Of course, it is an industrial company, with its corresponding economic role, consisting of adding value to the raw material and create and maintain jobs, ie profit.
It is therefore both requirements must be taken into account for its design.
The food industry must face:
fluctuations nature of raw materials
restrictions “living” nature of the raw materials and products
the specific conditions of marketing of products
the increasing complexity of technological processes
hygienic and sanitary conditions
The problem of designing a food industry is therefore much more complex than other industries due to differential components that have food against other product.
The design of the food industry has a fundamental role, which should take into account basic principles of design, plan an efficient flow of materials and people, a logical distribution of facilities and efficient operation of the process.
For each product is planned to manufacture, and following the flowchart, process analysis and must specify for each stage of production, among other things, the characteristics of each unit operation and the critical points for control is performed in each of these unit operations and their level of sensitivity.
According to the sensitivity of the product (critical points in the process), areas with contamination risks are defined, ie must define sensitivity levels for each zone. And considering these risks, designing facilities to minimize them.
Environmental conditions
For example, one of the factors to take into account for the design of agri-food facilities, is the condition of the environment. The airflow is vital to be taken into account. It is not the same for low-risk to high-risk. And in the air we have the ability to contain lots of germs that can be transferred to food.

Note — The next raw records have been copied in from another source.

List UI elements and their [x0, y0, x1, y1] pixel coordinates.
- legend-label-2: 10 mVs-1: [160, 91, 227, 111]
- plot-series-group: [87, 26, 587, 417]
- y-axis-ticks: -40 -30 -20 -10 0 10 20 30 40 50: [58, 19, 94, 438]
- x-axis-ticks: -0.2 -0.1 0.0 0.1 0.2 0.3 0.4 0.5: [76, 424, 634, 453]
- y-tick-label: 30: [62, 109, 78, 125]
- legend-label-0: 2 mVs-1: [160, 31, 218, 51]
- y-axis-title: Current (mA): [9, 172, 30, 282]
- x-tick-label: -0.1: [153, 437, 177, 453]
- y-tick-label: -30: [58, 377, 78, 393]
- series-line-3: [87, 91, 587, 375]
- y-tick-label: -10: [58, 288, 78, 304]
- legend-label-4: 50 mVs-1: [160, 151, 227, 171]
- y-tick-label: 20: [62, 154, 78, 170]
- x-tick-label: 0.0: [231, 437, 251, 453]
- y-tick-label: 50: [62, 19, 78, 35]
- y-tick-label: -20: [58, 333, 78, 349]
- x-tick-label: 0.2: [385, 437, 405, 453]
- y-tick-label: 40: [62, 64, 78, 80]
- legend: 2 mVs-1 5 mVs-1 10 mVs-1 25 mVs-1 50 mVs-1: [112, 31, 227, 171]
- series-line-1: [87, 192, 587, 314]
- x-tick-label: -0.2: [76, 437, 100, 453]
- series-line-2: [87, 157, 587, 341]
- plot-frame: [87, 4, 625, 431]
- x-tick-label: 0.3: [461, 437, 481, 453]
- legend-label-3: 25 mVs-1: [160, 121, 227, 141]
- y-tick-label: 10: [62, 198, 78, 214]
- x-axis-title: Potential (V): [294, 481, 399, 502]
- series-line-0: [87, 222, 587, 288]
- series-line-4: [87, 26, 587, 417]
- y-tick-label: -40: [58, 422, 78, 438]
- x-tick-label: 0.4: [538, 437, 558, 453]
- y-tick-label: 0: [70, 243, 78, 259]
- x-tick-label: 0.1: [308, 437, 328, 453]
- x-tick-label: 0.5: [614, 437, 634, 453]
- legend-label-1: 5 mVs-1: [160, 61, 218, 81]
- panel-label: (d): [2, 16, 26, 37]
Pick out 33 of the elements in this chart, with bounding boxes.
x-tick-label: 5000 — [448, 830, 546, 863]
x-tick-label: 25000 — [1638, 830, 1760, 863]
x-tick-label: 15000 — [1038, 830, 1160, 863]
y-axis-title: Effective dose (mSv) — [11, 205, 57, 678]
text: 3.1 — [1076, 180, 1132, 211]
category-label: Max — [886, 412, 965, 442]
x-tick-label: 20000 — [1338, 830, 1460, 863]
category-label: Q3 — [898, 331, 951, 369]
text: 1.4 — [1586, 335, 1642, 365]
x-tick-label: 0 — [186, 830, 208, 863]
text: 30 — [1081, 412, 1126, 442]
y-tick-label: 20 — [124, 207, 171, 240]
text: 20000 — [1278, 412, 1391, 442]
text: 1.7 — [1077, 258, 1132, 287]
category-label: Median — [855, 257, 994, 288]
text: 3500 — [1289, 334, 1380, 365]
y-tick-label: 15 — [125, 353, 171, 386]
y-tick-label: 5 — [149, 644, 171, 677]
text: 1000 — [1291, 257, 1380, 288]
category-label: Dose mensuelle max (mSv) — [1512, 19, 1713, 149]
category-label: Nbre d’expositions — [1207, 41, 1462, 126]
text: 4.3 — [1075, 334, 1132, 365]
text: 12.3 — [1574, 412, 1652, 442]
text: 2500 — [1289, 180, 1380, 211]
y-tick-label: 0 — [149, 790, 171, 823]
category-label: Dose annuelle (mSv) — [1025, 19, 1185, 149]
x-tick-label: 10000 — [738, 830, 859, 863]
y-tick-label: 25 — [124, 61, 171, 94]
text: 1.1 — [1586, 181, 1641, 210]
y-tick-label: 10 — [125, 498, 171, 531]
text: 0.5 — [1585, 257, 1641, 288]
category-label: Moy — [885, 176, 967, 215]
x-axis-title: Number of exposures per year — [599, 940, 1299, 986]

There is no specific legislation in the European Union that we determine the amount of germs that may be present in an environment, but there ISO or FDA standards we can provide guidance, and it is this.
In risk areas where the product is open:
> 3500-3500000 particles of 0.5 m per m3 (amount of dust)
> 350 germs per m3
In high-risk areas (according to the definition IFS)
> 3500 particles per m3 0.5m
less than 0.35 m3 germs
To move forward coherently towards managing the microbiological quality in food industry should be:
define an environment, ie infrastructure to limit any entry and spread of microorganisms in the factory.
manage flows in this infrastructure to control all entry, spread and multiplication of microorganisms.